Les journalistes ont, certes, préparé des questions pour la mettre en difficulté, mais ces questions, elle les connaît bien et a en stock une réponse bien rôdée pour chacune d’entre elles. Alors, ils passent un mauvais moment et nous passons un mauvais moment. Ils interrogent Marine Le Pen en reprenant son vocabulaire, par exemple « protectionnisme intelligent ». Ils font preuve aussi d’un peu d’arrogance, en endossant le rôle du sachant… ce qui les expose aux foudres de celle qui parle « au nom du peuple ».

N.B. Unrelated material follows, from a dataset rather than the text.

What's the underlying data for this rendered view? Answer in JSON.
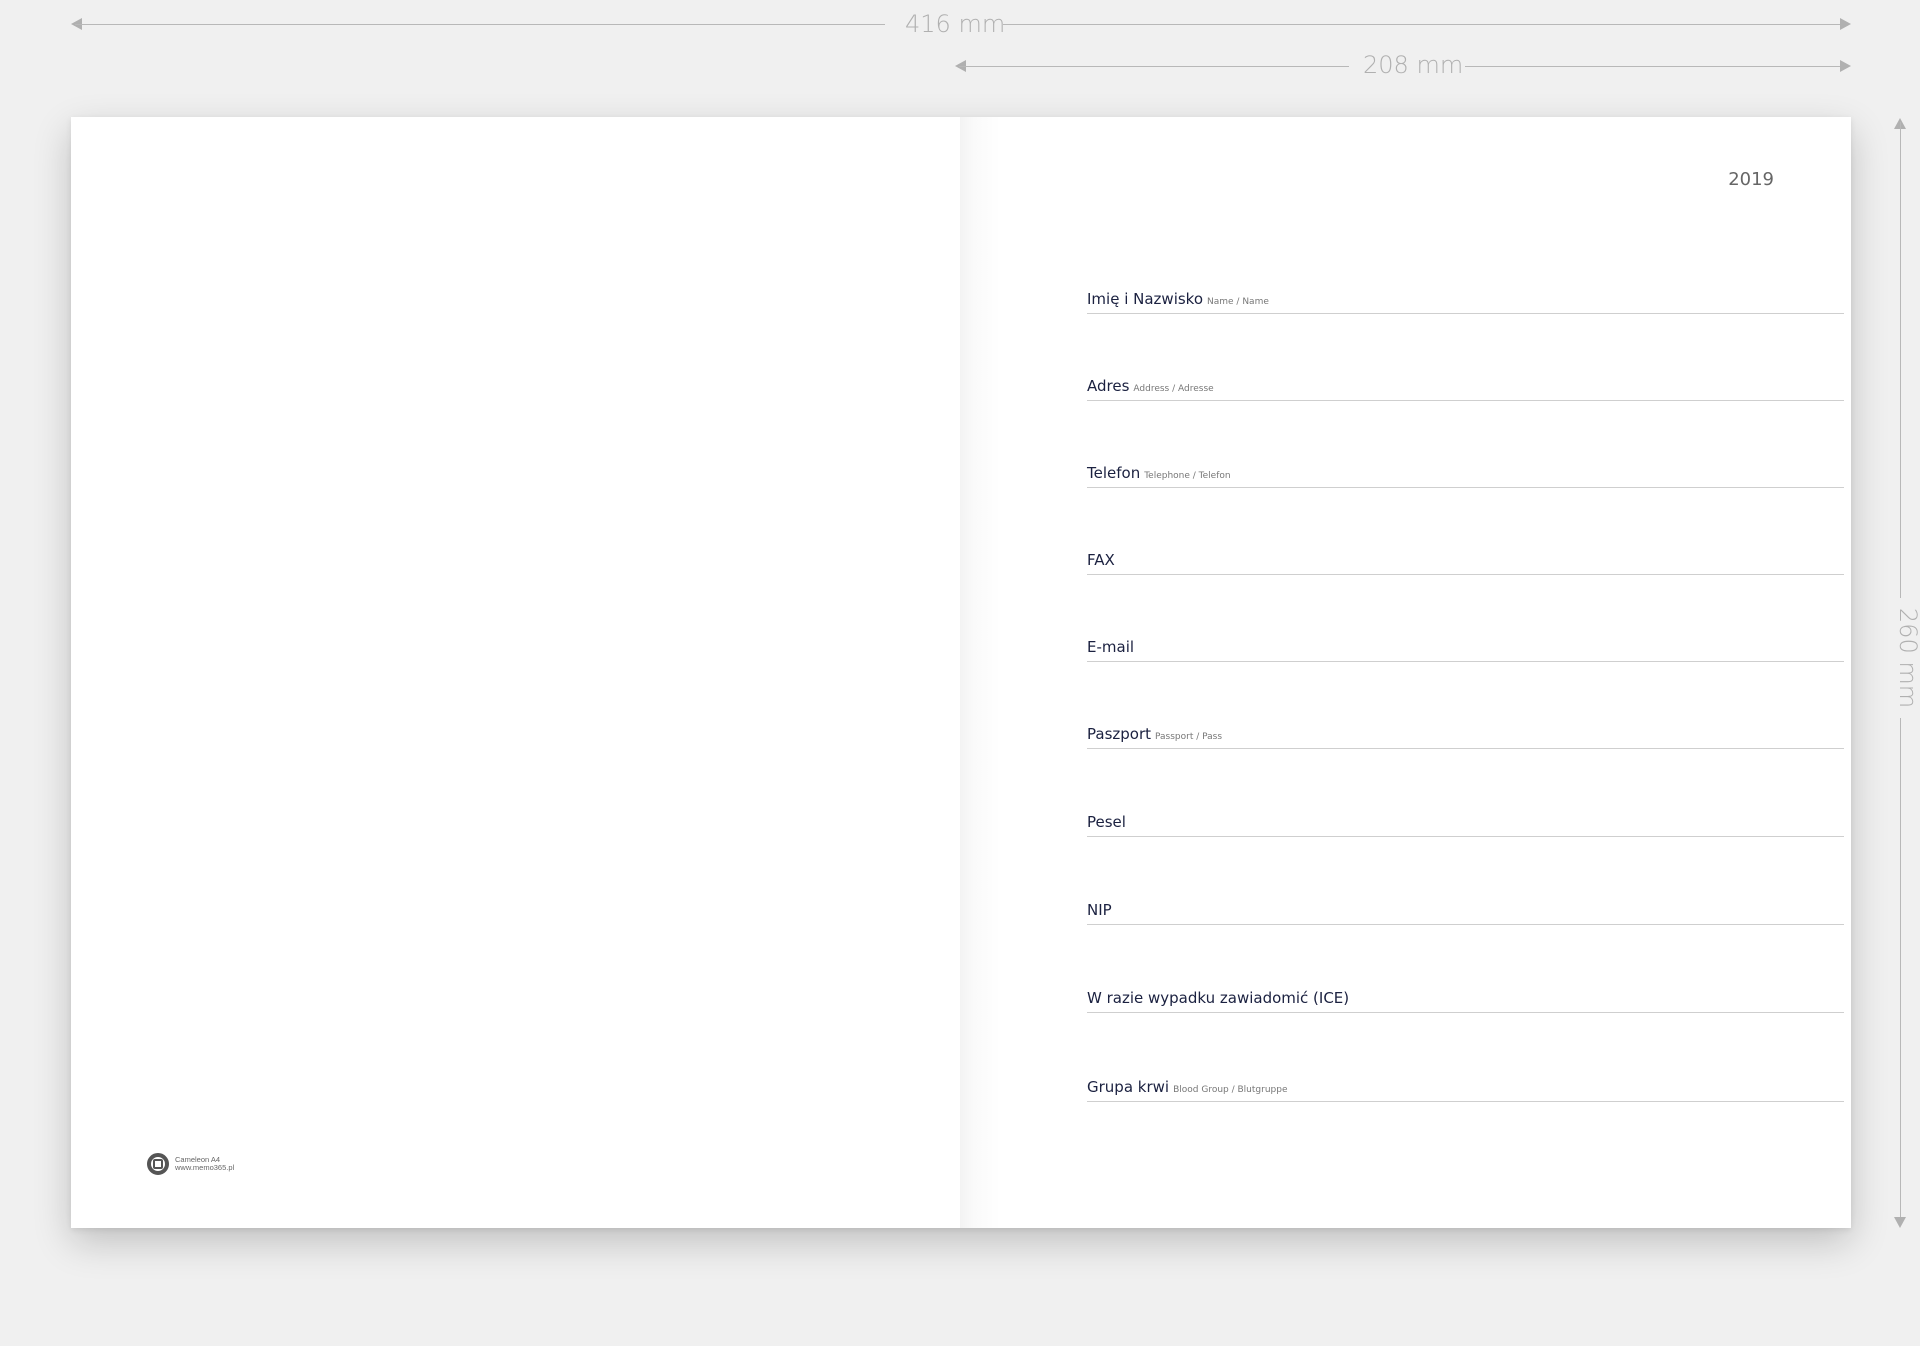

Thomas Sotto et David Pujadas glissent d’un sujet à l’autre et tout semble glisser sur eux. Davantage d’aspérités seraient parfois les bienvenues. Lorsque Marine Le Pen accuse Delphine Ernotte et France Télévisions de favoriser Emmanuel Macron, David Pujadas répond en souriant « vous nous mettez en cause, je m'inscris en faux », puis enchaîne avec la séquence suivante, l’interview de François Lenglet.

C’est service minimum, mais face à des accusations qui lui enlèvent tout crédit, c’est insuffisant. Les journalistes doivent cesser de jouer les punching-balls car accepter ce rôle, c’est aussi rendre service à Marine Le Pen.